We live in a global and diverse society.


Explain how your community involvement prepares you for the future in this complex world. (1500 characters)

Exposure is the best teacher, so when I got involved with Learning Buddies Network, a tutoring program catered primarily for at-risk youth, I knew precisely what kind of child I'd be tutoring. My first reading buddy, Dylan, was a second-generation immigrant with divorced parents. Between juggling learning English, working, and sharing custody, his mom seemed to be spread too thin to support his development fully. As a result, he did not know the entire alphabet despite being in the first grade. Throughout his learning journey, I learned invaluable things about myself. As a teacher's assistant for a ninth-grade social studies class, I was frequently shocked by their poor language skills. Through tutoring Dylan, I learned to empathize. Although Dylan couldn't speak English perfectly, he was one of the hardest-working children I'd ever had the pleasure of tutoring. Instead of characterizing those with weaker English skills as lazy, I'd learned to empathize more with their diverse situations. Furthermore, I'd learned to communicate more effectively through a language barrier, as I had to regularly correspond with Dylan's mother about his progress. In future, I believe my experience with their unique situation will equip me with the tools to properly communicate with and accommodate the diverse cast of people I will meet.

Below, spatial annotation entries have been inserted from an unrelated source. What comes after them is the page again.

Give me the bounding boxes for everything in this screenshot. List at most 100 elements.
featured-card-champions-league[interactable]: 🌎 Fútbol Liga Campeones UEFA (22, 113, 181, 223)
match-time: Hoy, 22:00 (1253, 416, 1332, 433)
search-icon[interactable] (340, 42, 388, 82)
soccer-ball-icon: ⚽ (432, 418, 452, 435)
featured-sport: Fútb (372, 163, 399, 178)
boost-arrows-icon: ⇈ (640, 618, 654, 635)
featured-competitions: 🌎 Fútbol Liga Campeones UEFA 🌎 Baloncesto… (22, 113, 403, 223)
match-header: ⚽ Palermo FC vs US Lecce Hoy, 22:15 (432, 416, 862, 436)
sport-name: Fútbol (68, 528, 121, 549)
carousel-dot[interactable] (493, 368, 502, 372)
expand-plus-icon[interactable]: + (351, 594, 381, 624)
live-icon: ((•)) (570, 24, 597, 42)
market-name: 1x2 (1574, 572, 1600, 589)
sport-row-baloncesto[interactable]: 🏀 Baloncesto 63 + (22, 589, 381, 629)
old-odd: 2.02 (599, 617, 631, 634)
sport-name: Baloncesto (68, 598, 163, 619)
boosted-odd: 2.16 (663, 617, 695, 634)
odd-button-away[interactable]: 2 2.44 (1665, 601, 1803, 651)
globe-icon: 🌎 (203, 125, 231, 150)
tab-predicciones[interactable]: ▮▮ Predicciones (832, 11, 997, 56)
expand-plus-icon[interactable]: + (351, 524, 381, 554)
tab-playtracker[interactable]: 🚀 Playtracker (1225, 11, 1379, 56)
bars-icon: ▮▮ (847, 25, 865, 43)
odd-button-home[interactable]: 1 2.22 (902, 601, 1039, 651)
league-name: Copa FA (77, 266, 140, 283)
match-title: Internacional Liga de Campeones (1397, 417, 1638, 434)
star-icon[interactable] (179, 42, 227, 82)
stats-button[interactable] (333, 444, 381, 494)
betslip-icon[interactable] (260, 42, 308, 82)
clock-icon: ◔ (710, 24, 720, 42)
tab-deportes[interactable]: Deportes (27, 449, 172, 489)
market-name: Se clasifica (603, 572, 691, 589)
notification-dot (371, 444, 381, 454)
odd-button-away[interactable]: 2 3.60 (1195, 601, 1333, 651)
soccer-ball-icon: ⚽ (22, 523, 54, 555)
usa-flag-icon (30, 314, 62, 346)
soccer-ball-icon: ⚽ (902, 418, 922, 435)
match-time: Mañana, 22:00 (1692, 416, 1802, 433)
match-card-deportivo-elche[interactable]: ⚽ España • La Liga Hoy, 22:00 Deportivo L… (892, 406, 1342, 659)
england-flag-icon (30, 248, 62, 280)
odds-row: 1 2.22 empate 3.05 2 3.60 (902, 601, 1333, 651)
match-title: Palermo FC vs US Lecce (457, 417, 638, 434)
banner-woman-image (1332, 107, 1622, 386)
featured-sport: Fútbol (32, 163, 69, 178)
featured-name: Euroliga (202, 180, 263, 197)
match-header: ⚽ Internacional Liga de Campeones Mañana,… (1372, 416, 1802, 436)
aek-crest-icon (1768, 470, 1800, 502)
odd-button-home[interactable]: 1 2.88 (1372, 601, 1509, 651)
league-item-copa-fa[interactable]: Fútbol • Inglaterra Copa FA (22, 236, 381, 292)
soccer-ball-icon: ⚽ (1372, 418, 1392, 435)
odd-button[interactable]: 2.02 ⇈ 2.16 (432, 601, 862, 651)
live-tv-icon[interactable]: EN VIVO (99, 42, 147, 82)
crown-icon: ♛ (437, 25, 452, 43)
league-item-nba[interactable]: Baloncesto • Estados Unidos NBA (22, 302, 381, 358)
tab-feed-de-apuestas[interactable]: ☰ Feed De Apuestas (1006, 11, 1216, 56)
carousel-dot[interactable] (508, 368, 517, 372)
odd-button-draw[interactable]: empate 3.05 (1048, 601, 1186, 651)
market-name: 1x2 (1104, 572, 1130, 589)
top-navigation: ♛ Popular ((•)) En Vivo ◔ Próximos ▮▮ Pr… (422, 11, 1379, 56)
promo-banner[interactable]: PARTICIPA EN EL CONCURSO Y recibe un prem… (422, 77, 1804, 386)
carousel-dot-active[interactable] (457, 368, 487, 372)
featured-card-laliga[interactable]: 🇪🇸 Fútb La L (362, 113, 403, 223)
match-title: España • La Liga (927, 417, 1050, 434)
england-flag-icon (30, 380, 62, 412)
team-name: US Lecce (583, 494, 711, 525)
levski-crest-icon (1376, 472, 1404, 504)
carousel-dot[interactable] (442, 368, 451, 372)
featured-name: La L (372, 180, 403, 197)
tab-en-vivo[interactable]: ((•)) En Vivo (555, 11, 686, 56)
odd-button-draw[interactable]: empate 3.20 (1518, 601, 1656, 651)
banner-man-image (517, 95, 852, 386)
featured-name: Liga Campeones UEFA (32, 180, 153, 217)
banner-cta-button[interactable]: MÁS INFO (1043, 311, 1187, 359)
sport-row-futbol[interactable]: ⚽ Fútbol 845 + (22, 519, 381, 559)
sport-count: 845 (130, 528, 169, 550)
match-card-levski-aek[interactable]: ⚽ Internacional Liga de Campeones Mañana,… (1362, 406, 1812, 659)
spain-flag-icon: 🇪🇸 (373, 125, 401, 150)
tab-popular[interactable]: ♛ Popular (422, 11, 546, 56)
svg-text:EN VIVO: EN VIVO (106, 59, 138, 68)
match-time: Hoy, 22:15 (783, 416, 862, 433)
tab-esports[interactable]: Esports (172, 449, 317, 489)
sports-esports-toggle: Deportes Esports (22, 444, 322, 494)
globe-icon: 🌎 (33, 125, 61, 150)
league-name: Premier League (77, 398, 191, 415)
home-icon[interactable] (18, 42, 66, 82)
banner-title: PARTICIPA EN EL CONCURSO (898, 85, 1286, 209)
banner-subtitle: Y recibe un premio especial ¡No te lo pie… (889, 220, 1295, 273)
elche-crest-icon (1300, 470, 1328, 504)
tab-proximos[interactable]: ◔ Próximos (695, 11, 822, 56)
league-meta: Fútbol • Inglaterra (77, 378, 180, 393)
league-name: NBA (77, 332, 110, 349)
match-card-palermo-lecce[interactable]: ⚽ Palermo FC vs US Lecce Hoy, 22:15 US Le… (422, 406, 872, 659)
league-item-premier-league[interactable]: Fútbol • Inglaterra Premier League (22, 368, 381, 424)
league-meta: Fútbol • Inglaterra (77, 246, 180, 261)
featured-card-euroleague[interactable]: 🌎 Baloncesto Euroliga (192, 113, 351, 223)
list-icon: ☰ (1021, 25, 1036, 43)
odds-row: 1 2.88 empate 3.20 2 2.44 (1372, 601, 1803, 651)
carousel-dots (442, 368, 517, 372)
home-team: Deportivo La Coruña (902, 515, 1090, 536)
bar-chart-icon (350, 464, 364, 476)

Holt  Educational Consultant - / 15385  
Dec 1, 2022   #2
The way this essay is set up, it appears that you allowed Dylan and his mother to slack off without properly learning the English language just because of their being immigrants and having a problematic family situation. Rather than making excuses for the mother and son in this essay, you should be showing how you helped them overcome the language barrier and Dylan's educational shortcoming. The idea is to show how you handled a unique negative situation and turned it into a positive. All I read in this essay were excuses for the shortcomings of both persons, without you actually doing something to help them better themselves, which would have been the point of the response. How would you handle the same situation as a college student? Will you just keep making excuses for the diverse community you belong to rather than helping the diverse community develop and improve through your help? Empathy cannot be used as an excuse for inaction. Your inaction and excuses are what made the response irrelevant to the actual information requirements of the prompt. Perhaps you just forgot to mention what actions you took, so mention those in the revised version.